As the crisis heightens, the value of the bonds is plummeting, but rich investors have been handsomely paid out in interest and premiums in the meantime, at the expense of public purses which were supposed to be used to fight poverty.
This is a wonderful example of how “development” professionals can tie themselves in knots to achieve the impossible: persuading financial markets to solve the problems of the world. Financial markets have little interest in supporting the development of public healthcare capacity, because it only profits them indirectly, if at all.
Over at the International Monetary Fund, more substantial help is on offer: loans to help countries cope with the pandemic. But these loans will need to be repaid, and they do not help build sustainable health systems.
The IMF’s policy diktats are a key reason why countries have not developed better public health systems. Their pro-market, pro-austerity ‘structural adjustment’ demands from the African debt crisis in the 1980s onwards have drained many African countries of their ability to build more equal societies.

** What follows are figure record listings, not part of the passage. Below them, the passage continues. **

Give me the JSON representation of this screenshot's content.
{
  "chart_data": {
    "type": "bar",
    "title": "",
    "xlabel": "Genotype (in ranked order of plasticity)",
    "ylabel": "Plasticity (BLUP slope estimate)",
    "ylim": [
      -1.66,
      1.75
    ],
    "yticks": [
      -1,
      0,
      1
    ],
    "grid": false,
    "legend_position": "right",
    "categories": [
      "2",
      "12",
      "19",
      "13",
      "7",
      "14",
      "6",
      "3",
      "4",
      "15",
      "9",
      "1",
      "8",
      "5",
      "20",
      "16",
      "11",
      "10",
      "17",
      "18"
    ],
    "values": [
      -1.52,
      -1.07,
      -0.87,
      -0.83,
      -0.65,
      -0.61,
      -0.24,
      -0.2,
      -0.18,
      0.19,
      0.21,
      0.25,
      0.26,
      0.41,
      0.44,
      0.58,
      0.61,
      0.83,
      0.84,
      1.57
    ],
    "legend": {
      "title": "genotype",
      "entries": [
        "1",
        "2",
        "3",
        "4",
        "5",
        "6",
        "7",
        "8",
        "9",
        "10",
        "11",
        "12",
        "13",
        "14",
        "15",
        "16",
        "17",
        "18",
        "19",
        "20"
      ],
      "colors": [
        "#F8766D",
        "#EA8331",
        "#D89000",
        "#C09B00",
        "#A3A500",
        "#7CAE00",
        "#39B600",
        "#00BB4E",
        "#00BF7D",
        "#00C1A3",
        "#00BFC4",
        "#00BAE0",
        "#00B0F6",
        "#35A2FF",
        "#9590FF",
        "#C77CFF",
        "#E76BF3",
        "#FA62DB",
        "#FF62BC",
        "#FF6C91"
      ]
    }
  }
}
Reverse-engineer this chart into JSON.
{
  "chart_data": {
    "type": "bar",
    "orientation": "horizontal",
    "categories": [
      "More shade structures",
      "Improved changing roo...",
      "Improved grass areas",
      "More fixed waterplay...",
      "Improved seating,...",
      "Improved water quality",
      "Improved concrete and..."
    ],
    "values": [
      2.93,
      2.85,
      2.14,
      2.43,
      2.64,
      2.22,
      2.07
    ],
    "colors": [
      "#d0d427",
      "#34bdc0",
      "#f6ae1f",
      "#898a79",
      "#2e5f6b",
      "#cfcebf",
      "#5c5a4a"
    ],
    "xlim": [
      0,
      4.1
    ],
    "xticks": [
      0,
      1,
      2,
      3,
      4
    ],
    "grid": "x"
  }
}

It is very positive that collaborative research into contagious diseases such as coronavirus is underway, but finding a solution will take time, and we need to be looking at long-term research capable of helping with the next epidemic.
Even if coronavirus is less serious than feared, our society is vulnerable to future pandemics, unless we resolve some of the fundamental problems preventing us from tackling inequality and ensuring universal healthcare.
Left to its own devices, the market is not capable of solving some of the most serious crises humanity faces. If the coronavirus has any positive impact, let it prompt us to learn the limitations of the market and the urgent need for regulation, taxation and public services.
Trusting speculators to help solve a global crisis will surely only fuel the footloose markets that are already driving up inequality. The World Bank should be helping countries to tax big business to pay for solutions and services instead.
Nick Dearden is the director of UK campaigning organisation Global Justice Now. He was previously the director of Jubilee Debt Campaign.